Saya pikir ada sejumlah masalah dengan argumen ini. Terlepas dari kenyataan baik PBB, Liga Arab, Organisasi Kerjasama Islam (OKI) atau organisasi multilateral lainnya tidak secara resmi menggambarkan Gaza dan Tepi Barat Israel sebagai koloni, hanya pembukaan UUD 1945 saja yang menyatakan hal itu, so tidak menghalangi Jakarta untuk melakukan hubungan diplomatik formal dengan negara lain yang dituduh melakukan penjajahan.Â
Masalah kedua dengan argumen ini adalah bahwa kecaman MUI misalnya atau argumen kedua pejabat Deplu sebagaimana disinggung di muka mengabaikan fakta bahwa Istibsyaroh dkk tidak hanya bertemu dengan otoritas Arab Palestina dan para pemimpin Muslim dalam perjalanannya, tetapi mereka juga berusaha memperagakan langsung kepada Israel tentang negaranya selama pertemuan dengan Presiden Israel Reuben Rivlin.
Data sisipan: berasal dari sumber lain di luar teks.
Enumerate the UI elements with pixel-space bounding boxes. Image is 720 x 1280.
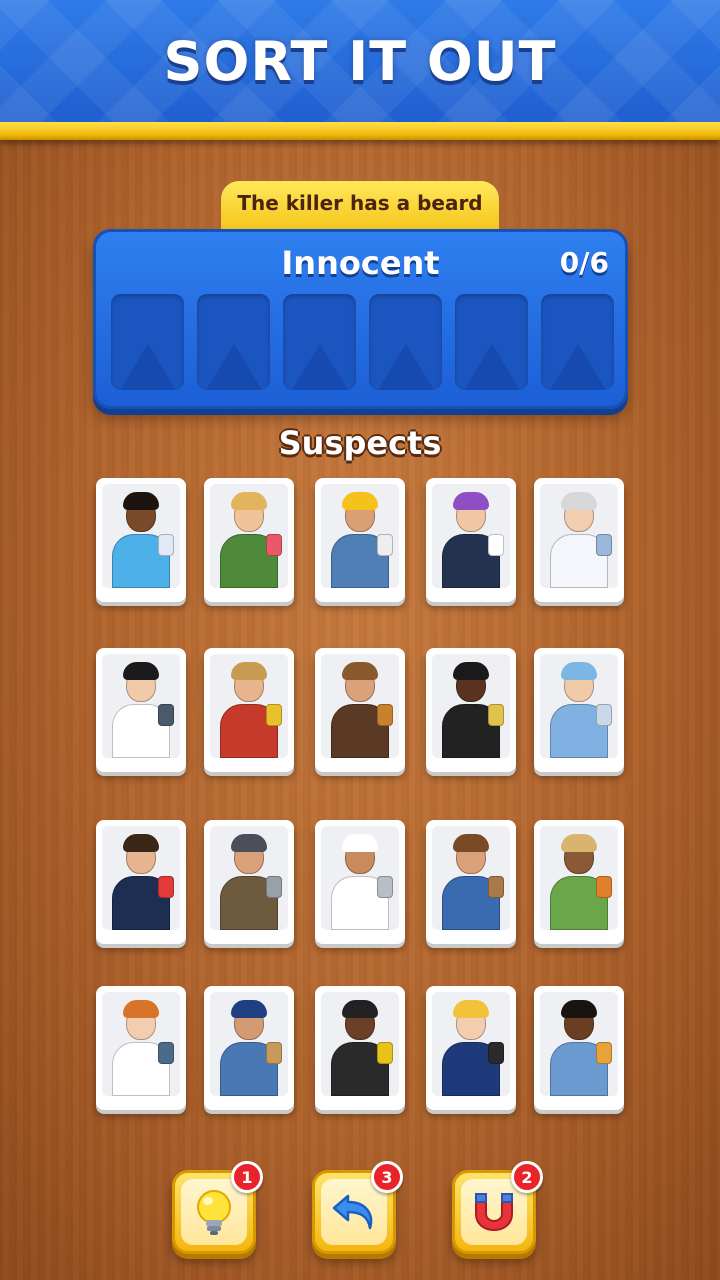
suspect-card-emt[interactable] bbox=[96, 820, 186, 944]
suspect-portrait bbox=[432, 992, 510, 1096]
undo-arrow-icon bbox=[332, 1194, 373, 1230]
clue-text: The killer has a beard bbox=[237, 191, 483, 215]
suspect-card-construction-worker[interactable] bbox=[315, 478, 405, 602]
undo-count-badge: 3 bbox=[371, 1161, 403, 1193]
suspect-portrait bbox=[210, 484, 288, 588]
suspect-card-paramedic[interactable] bbox=[426, 478, 516, 602]
magnet-icon bbox=[475, 1193, 513, 1232]
suspect-portrait bbox=[540, 992, 618, 1096]
suspect-card-painter[interactable] bbox=[534, 986, 624, 1110]
hint-count-badge: 1 bbox=[231, 1161, 263, 1193]
innocent-title: Innocent bbox=[281, 244, 440, 282]
suspect-portrait bbox=[321, 826, 399, 930]
suspect-portrait bbox=[210, 826, 288, 930]
suspect-portrait bbox=[432, 484, 510, 588]
innocent-panel: Innocent 0/6 bbox=[93, 229, 628, 409]
suspect-portrait bbox=[102, 484, 180, 588]
suspect-card-gardener[interactable] bbox=[534, 820, 624, 944]
suspect-card-florist[interactable] bbox=[204, 478, 294, 602]
suspect-portrait bbox=[540, 826, 618, 930]
suspect-card-security-guard[interactable] bbox=[426, 648, 516, 772]
innocent-slots bbox=[111, 294, 614, 390]
suspect-card-surgeon[interactable] bbox=[534, 648, 624, 772]
suspect-card-musician[interactable] bbox=[315, 648, 405, 772]
innocent-slot bbox=[455, 294, 528, 390]
suspect-portrait bbox=[432, 826, 510, 930]
clue-tab: The killer has a beard bbox=[221, 181, 499, 233]
lightbulb-icon bbox=[197, 1190, 231, 1235]
game-title: SORT IT OUT bbox=[163, 29, 557, 93]
innocent-slot bbox=[369, 294, 442, 390]
suspect-card-cowboy[interactable] bbox=[426, 820, 516, 944]
suspects-label: Suspects bbox=[278, 424, 442, 462]
suspect-card-firefighter[interactable] bbox=[315, 986, 405, 1110]
innocent-slot bbox=[111, 294, 184, 390]
suspect-portrait bbox=[102, 654, 180, 758]
suspect-card-nurse[interactable] bbox=[96, 648, 186, 772]
title-bar: SORT IT OUT bbox=[0, 0, 720, 122]
innocent-slot bbox=[283, 294, 356, 390]
undo-button[interactable]: 3 bbox=[312, 1161, 403, 1254]
suspect-portrait bbox=[540, 654, 618, 758]
suspect-card-welder[interactable] bbox=[204, 820, 294, 944]
suspect-card-athlete[interactable] bbox=[96, 478, 186, 602]
suspect-card-doctor[interactable] bbox=[534, 478, 624, 602]
suspect-portrait bbox=[102, 826, 180, 930]
suspect-card-police-officer[interactable] bbox=[426, 986, 516, 1110]
innocent-count: 0/6 bbox=[559, 246, 609, 279]
suspect-card-radiologist[interactable] bbox=[96, 986, 186, 1110]
innocent-slot bbox=[197, 294, 270, 390]
magnet-button[interactable]: 2 bbox=[452, 1161, 543, 1254]
magnet-count-badge: 2 bbox=[511, 1161, 543, 1193]
suspect-card-farmer[interactable] bbox=[204, 648, 294, 772]
suspect-portrait bbox=[102, 992, 180, 1096]
suspect-portrait bbox=[210, 654, 288, 758]
suspect-portrait bbox=[321, 654, 399, 758]
header-divider bbox=[0, 122, 720, 140]
innocent-slot bbox=[541, 294, 614, 390]
suspect-portrait bbox=[321, 992, 399, 1096]
hint-button[interactable]: 1 bbox=[172, 1161, 263, 1254]
suspect-portrait bbox=[540, 484, 618, 588]
suspect-portrait bbox=[321, 484, 399, 588]
suspect-card-mail-carrier[interactable] bbox=[204, 986, 294, 1110]
suspect-card-chef[interactable] bbox=[315, 820, 405, 944]
suspect-portrait bbox=[210, 992, 288, 1096]
suspect-portrait bbox=[432, 654, 510, 758]
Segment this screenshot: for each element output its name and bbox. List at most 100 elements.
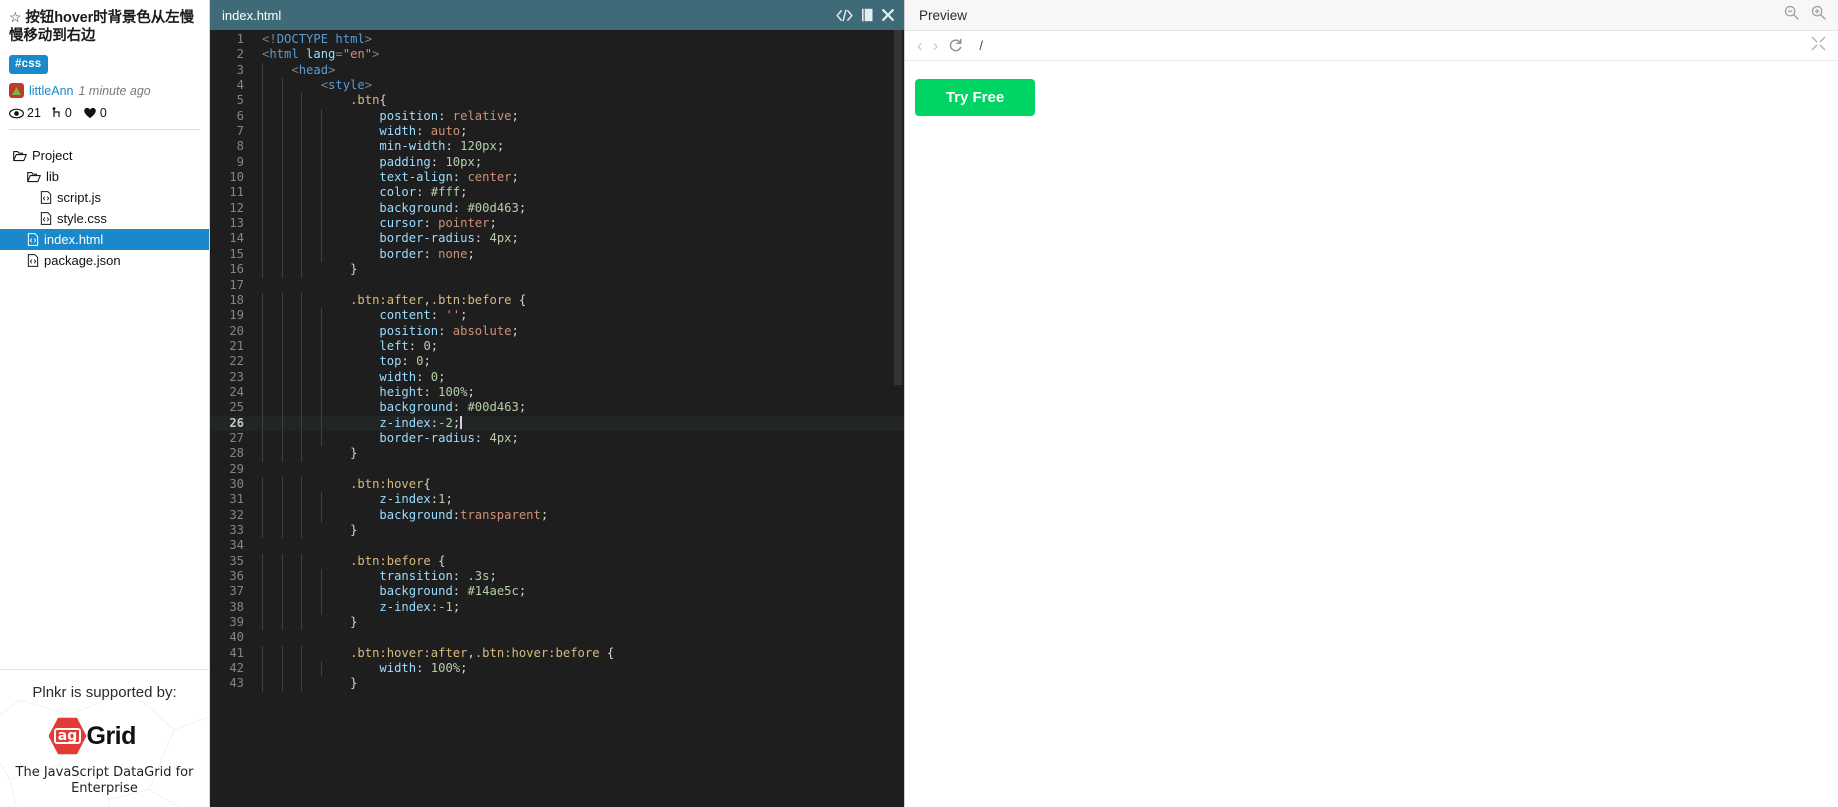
indent-guide — [320, 108, 322, 125]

Masalah lain yang dihadapi Indonesia dengan mengutuk dan menstigma setiap kunjungan ke Israel "atas nama apa pun" justeru semakin memperjelas banyak peluang untuk membangun perdamaian yang hilang. Dan itu akan terus terjadi jika Indonesia dan Israel tidak berinteraksi satu sama lain.
Reaksi negatif dari siapapun itu terhadap kunjungan delegasi Indonesia ke Israel belum lama ini menimbulkan pertanyaan yang relevan tentang apakah - dalam retrospeksi - kurangnya hubungan diplomatik Indonesia-Israel telah benar-benar membantu Arab Palestina.Â
Kenyataan setelah beberapa dekade ini, meskipun Jakarta telah mendirikan kedutaan di tepi barat, rumah sakit, memberikan dukungan terhadap OKI dan meluncurkan sejumlah proyek atas nama bantuan kemanusiaan di Gaza, pendekatan Indonesia terhadap solusi dua negara ternyata tidak berhasil.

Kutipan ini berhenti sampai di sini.